This article is a part of the Unlocking the Law Symposium symposium.
As we approach the end of this Symposium, I am struck by how much consensus exists on this subject. Of course, we are not conducting this exercise under the auspices of the ABA. Nevertheless, there is sufficient intellectual backing for a major push to begin the deregulation of legal services. Despite warnings that this is a bad time to consider such action, I think that there are reasons why this is a very good time to proceed. Contrary to popular wisdom, the number of employed lawyers has expanded through the recession, if one is to believe the results of the CPS household survey. But the employment in legal services firms has declined according to the BLS establishment survey. This is consistent with Larry Ribstein’s view on the decline of Big Law. The number of lawyers is growing slowly, but they are not having as much fun as before and are therefore less likely to come to the defense of their guild.

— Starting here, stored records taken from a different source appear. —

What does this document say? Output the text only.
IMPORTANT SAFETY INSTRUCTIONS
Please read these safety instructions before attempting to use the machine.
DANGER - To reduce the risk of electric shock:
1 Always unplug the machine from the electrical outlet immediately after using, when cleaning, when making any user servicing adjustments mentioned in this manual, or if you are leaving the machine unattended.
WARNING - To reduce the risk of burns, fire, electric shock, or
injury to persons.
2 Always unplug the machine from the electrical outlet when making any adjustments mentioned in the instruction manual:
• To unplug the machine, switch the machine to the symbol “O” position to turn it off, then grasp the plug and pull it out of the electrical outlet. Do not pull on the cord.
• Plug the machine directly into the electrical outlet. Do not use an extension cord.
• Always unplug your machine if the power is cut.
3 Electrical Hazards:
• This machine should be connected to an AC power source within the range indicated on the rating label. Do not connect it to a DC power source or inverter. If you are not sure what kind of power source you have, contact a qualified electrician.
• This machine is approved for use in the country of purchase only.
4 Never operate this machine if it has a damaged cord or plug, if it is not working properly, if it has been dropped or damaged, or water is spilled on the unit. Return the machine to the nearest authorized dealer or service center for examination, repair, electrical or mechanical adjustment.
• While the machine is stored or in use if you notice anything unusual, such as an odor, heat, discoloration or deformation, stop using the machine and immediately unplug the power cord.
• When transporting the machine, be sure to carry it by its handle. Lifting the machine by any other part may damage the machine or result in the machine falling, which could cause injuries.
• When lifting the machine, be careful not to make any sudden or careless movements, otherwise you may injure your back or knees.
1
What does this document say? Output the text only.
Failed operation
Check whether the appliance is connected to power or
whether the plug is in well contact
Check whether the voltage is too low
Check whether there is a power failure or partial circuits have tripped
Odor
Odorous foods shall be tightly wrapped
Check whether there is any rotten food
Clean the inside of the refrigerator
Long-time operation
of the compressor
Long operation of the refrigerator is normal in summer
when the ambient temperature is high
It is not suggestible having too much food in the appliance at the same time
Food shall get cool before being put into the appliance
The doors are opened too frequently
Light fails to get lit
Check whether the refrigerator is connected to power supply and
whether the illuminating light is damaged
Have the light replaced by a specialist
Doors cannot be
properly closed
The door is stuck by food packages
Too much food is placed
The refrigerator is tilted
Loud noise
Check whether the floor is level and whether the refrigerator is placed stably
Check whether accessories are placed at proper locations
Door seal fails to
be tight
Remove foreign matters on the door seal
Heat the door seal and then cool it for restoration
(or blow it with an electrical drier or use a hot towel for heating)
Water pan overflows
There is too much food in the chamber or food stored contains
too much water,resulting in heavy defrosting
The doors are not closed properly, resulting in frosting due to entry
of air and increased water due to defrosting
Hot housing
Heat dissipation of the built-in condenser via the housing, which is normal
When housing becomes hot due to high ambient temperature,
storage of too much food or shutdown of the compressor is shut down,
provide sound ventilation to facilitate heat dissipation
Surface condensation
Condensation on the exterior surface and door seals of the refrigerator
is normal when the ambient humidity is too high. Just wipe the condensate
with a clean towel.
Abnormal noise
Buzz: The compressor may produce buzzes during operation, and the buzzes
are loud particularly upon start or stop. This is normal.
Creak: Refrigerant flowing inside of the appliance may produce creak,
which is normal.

Cliff Winston and I think that the best way to proceed is through a variety of different state experiments. Some states could allow bar exams for persons who have not attended law school or who have subscribed to on-line law school programs. Others could offer a variety of different exams for different prospective specialties. Still others could repeal their unauthorized practice of law prohibitions. Others could allow non-lawyers to own legal services operations. Still other variants could be tried, including total deregulation. Let’s see what works – and not only in the United Kingdom.